Basalt fiber, from which mineral wool is made, has a very high melting point. Therefore, this insulation can be used for installation on chimneys, the surface of which can be very hot.

There is one point here. The insulation is not waterproof and, when moistened, may lose its heat-shielding properties. To avoid this, when insulating, it is necessary to install hydro- and vapor barrier membranes. Or buy those varieties of mineral wool that are treated with special water-repellent compounds.

The bottleneck of some types of mineral insulation is environmental friendliness. In the manufacture of basalt mats, a certain amount of formaldehyde resins is used, which can be harmful to human health. Especially during the installation process.

Expanded clay

Granules of this material, as I already told you, were also used by my father, insulating his first cottage. Expanded clay has a low coefficient of thermal conductivity and weighs a little. However, it is loose, so it can only be used to insulate the floor of the under-roof space.

But the installation process itself does not require any tricks. You just need to pour it on the floor, and then properly protect it from moisture with a moisture-proof membrane. If you are going to equip the attic later, you can cover it with a screed on top, and then lay a decorative coating.

Independent insulation of the attic space

We sort of decided on the most popular heat-insulating materials, now I’ll tell you how to properly insulate the under-roof space so that you can equip an attic there in the future.

Let's take up the question of how to lay the insulation under the crate, because this method will allow you to stuff the decorative material of your choice without any problems in the future.

In my son’s attic, I decided to use mineral wool, but I’ll tell you right away about foam plastic, since the work technologies are similar, and it’s easier to work with foam plastic if you are a beginner builder.

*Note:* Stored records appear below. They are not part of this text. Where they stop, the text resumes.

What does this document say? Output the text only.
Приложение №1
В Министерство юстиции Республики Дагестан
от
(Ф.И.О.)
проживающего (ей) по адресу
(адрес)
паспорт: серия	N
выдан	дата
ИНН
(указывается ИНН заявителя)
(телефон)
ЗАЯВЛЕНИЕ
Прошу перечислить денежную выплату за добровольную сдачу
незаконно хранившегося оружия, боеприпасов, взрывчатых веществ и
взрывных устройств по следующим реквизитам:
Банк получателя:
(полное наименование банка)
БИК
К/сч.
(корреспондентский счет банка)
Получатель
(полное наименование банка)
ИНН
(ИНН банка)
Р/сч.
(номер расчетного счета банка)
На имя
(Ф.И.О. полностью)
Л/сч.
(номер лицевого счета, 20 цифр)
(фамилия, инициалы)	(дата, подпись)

The whole process of warming consists of several stages:

  • preparation;
  • waterproofing;
  • laying a heat insulator;
  • vapor barrier;
  • arrangement of the crate and installation of decorative trim;
  • insulation of engineering communications;
  • floor insulation.

I will tell you about each stage in more detail.

Preparatory activities

Let's start, as usual, with preparation, because it is unlikely that your attic is already ready for construction work.

After all, in almost 100% of cases this room is used as a trash storage, where all unnecessary things are taken down (and sometimes they are taken from the apartment). In the attic of my son's dacha, it was clean, since the house is new, but in my home, when sorting out the rubble, I found old books, clothes, several family heirlooms (which my wife did not consider as such) and much more.

In addition, if you have tried to perform insulation before, then I advise you to get rid of any traces of this process. For example, remove sawdust, scraps of felt, construction debris, and so on from all slots. Believe me, I have insulated attics more than once and I know how important it is.

By the way. And drive all the spiders out of the attic, then clear the room of the cobwebs. After all, you will build an attic for yourself or your children, and not for any insects.

Last moment. Bring the necessary tools into the attic and provide lighting. It is unlikely that you have sockets there, so you will have to stretch out an extension cord with a light bulb. Although these measures seem obvious to you, since I had to return to the city for electric, since not a single extension cord at the construction site reached from the switchboard to the attic.

Waterproofing

A waterproofing membrane is needed in order to protect the thermal insulation layer itself and the room under the roof from excessive moisture. This is especially important if the roof has been laid for a long time (for example, you are insulating the attic of an old house) and the roofing materials used are not the most modern.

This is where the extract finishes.